Mortgage Loan Foreclosures Spike

The US housing mess is far from over, it seems.  Foreclosure filings almost doubled in October as compared to the same month one year ago.  This is only the latest indicator that homeowners are continuing to fall behind on their home payments and that many of them are losing their homes to foreclosures.

In October of this year, 224,451 foreclosure filings were reported.  This is an increase of 94 percent from 115,568 in the same month a year ago, according to RealtyTrac, Inc.

The numbers for September of this year came in at 223,538.  Using these numbers, October had an increase of about 2 percent over September’s numbers.  Perhaps one of the most troubling numbers is that the nation had 1 foreclosure for every 555 households in October.

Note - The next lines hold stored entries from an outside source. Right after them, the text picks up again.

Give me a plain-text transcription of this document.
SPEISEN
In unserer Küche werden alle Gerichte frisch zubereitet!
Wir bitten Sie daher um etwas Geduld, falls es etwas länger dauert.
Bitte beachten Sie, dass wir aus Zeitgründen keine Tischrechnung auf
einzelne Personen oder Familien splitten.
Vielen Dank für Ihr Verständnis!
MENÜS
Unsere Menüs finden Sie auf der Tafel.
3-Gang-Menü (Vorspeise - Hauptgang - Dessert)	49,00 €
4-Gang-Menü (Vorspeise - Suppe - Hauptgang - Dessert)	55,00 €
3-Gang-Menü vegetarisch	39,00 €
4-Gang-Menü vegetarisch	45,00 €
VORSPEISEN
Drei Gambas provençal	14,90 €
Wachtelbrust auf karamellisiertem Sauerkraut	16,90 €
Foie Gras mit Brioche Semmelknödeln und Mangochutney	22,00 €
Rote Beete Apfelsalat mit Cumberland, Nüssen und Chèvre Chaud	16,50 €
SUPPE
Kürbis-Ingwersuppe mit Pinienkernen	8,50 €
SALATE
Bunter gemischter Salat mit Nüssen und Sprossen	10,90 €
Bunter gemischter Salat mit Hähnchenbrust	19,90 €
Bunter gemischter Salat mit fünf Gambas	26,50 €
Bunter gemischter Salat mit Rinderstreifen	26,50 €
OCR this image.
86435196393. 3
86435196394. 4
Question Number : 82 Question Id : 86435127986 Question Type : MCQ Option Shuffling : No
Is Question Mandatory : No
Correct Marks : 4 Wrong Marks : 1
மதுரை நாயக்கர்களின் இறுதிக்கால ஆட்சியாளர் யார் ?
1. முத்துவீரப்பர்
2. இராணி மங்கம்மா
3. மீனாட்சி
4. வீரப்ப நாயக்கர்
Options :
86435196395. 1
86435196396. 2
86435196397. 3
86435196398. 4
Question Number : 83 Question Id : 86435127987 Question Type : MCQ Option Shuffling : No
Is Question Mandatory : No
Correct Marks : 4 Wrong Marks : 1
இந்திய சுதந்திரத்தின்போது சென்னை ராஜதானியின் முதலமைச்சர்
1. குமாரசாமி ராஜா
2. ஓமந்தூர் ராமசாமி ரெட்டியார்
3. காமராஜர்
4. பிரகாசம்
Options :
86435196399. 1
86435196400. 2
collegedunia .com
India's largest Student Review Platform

Fully, forty-five states out of fifty, realized an increase in mortgage foreclosure filings over last year.

While the number of filings is still up year-over-year, it has leveled off in the last two months after hitting a high for the year in August.

Much of the increase in filings is being blamed on adjustable rate mortgages that have reset to higher interest rates and thus higher monthly payments.  Homeowners under some of the more exotic types of ARM’s are seeing payments increase to the point where they simply cannot come up with the cash to pay.  In general, it normally takes about three months after a rate reset before a borrower who fails to make payments is considered in default and proceedings begin.  Some experts are estimating that there are nearly 2 million more of these loans that are due to reset to higher rates within the next eight months.

In response, many lenders have begun to tighten credit standards which will dramatically limit new loans and refinance options for many homeowners.